К одному из лучших зрелищ этих процессий я отношу праздник богини Кали, богини смерти и разрушения. Ее представляла женщина, выкрашенная в синюю, почти черную краску, с распущенными волосами и стоящая на носилках; она топтала ногами мужчину, выкрашенного в белое и розовое, которого голова была спрятана между тряпьем, замаранным красной краской, так что все это было похоже на человека, которому бы отрубили голову.
В одной руке она держала за волосы картонную голову; другой махала мечом и опускала его над умершим. Рот ее был в красных пятнах. Был еще маленький ребенок, желтый: он сидел на носилках, поджав ноги, и представлял старичка, что-то вроде брамина, плешивого и с бородой совершенно белой. Вечером при свете факелов показывались, между прочим, войны великанов, картонных уродов, вышиной с дом, из-под которых видна была беготня маленьких ножек. Эти ночные сцены происходили по соседству загородного дома раджи бенаресского, ибо есть еще и по сие время бенаресский раджа, толстый, черный юноша, улыбающийся, жующий бетель и разъезжающий на слоне. Я сам разъезжал на слоне среди толпы зрителей и действовавших лиц. Но уже в городе, увлеченный потоком одной из этих процессий, — на которые бросают массы цветов со всех крыш, окон и балконов, ломящихся под бесчисленною толпою, — в городе я нечувствительно вмешался в процессию с моей белой шляпой и, только услышав смех зрителей, а наконец, целого Бенареса, заметил мое положение: можно было подумать, что мне хотелось играть роль в этой сцене.
В Аллахабаде отправлялся я в один сад смотреть несколько больших мавританских зданий, надгробных памятников Великого Могола Джахангира[143], его супруги, дочери и других. Я снял с них рисунки. В силу обшей привычки у меня за неимением другого экипажа были наняты поденные носильщики, всего 6 человек, которым я платил не более 3 франков: это цена для иностранцев; туземцы платят еще дешевле. Носильщики очень услужливы, знают местность и хорошо понимают не знающих их языка. Они же привели или принесли меня в одно подземелье. В Аллахабаде спускаешься с факелом в черный лабиринт и находишь направо и налево бездну каменных лингамов и статуй полулюдей, полуслонов. Эти лингамы вымазаны маслом, украшены цветами и усыпаны мукой или хлебным зерном. Каков же был мой ужас, когда при мрачном свете факела я увидел, что по лингамам ползают огромные кокроаки (особый род тараканов), привлеченные сюда маслом и жиром!

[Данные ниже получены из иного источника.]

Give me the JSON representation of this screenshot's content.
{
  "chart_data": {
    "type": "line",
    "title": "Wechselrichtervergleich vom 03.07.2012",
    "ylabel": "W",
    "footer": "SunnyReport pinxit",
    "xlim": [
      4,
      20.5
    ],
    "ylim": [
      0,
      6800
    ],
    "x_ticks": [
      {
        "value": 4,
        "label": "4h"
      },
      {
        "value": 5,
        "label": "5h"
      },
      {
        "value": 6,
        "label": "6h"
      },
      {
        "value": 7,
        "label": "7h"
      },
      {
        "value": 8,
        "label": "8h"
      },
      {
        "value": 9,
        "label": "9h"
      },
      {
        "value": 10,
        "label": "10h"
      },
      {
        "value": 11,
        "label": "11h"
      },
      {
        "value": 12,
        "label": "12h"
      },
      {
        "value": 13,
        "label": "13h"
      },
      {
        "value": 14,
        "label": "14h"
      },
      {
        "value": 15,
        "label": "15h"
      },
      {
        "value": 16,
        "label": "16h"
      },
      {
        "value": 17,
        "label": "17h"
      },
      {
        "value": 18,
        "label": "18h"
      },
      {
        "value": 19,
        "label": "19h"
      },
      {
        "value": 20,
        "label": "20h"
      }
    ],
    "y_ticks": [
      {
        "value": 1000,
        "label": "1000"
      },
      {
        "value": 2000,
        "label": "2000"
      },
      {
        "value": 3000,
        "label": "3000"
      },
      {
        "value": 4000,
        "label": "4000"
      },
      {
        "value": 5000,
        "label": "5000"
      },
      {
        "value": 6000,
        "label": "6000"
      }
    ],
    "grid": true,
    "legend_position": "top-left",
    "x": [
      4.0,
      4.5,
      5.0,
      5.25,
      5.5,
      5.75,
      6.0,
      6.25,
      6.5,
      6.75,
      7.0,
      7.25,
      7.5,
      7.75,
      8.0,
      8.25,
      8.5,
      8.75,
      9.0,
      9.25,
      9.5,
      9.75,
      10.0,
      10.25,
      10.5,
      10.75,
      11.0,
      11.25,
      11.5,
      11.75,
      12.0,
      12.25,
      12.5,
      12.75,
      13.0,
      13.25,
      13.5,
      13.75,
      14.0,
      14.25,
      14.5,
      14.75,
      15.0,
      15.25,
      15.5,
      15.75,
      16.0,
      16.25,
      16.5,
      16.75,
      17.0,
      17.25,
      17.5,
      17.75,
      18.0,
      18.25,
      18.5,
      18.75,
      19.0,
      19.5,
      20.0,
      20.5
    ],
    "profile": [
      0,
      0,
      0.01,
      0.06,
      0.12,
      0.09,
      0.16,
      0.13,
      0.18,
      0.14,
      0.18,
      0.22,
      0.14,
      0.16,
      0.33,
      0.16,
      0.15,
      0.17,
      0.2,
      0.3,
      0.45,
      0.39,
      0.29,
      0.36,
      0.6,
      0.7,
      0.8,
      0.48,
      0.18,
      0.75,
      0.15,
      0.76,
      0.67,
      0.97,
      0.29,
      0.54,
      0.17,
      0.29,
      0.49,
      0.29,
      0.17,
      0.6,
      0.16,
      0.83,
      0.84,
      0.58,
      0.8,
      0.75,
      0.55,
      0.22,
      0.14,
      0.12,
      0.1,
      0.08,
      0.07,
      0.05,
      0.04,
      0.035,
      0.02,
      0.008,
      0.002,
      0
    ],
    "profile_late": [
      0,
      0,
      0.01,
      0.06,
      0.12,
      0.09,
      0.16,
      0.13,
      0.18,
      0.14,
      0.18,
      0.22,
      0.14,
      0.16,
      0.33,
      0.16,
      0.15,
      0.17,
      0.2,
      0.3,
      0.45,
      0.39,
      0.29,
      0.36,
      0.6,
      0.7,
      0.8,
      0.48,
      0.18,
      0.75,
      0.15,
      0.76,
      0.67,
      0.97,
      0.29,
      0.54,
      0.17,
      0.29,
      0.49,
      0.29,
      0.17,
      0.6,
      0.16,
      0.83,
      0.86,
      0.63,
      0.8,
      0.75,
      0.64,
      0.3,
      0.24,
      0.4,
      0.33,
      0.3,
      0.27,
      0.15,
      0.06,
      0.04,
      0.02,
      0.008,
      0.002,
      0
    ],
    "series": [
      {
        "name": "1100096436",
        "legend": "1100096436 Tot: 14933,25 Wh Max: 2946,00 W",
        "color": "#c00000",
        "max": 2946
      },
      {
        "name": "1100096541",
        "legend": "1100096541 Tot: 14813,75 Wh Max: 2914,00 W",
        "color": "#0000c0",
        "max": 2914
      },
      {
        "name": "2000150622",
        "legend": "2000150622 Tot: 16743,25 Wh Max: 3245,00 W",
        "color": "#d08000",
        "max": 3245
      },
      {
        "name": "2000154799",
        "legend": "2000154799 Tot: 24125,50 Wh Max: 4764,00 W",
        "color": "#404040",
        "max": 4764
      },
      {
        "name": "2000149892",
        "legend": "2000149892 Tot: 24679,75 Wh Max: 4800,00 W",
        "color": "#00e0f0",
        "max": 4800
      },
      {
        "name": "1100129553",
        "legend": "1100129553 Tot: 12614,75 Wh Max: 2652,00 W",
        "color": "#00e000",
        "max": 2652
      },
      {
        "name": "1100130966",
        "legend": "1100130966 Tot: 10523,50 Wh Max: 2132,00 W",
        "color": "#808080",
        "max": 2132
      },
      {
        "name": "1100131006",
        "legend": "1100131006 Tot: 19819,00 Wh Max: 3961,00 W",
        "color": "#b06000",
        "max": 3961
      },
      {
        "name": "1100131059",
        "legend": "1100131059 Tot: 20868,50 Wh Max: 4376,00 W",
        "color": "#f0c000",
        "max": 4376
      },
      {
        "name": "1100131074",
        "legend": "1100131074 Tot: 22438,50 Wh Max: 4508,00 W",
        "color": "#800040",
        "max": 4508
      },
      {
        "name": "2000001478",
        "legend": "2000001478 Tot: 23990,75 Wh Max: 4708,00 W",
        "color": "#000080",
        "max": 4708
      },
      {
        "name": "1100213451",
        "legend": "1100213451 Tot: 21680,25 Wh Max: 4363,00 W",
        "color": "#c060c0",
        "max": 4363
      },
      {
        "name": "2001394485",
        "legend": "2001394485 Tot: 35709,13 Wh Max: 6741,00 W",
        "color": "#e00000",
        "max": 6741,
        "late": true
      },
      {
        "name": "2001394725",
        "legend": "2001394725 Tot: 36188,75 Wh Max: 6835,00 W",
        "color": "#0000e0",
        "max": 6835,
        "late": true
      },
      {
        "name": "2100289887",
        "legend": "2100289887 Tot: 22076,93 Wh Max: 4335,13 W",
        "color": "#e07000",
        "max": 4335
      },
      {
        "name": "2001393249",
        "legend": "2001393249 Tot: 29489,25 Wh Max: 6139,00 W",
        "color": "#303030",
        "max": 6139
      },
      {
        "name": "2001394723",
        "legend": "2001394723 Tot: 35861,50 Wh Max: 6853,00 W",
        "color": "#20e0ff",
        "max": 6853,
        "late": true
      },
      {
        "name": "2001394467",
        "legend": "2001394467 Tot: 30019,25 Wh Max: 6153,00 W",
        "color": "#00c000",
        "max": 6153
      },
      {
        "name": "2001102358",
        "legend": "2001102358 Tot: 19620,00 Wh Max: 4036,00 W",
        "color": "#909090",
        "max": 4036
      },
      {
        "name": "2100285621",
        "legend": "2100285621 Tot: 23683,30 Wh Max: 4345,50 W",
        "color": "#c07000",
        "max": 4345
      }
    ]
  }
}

Из Аллахабада в Агру переезд мой устроен и заплачен наперед, по обычаю страны. Ночью я еду в паланкине, днем останавливаюсь, чтобы избежать солнечного жара; но эта предосторожность почти уже не нужна, потому что с каждым днем становится все холоднее, и я отложу ее вскоре вовсе, почему и буду продвигаться поспешнее.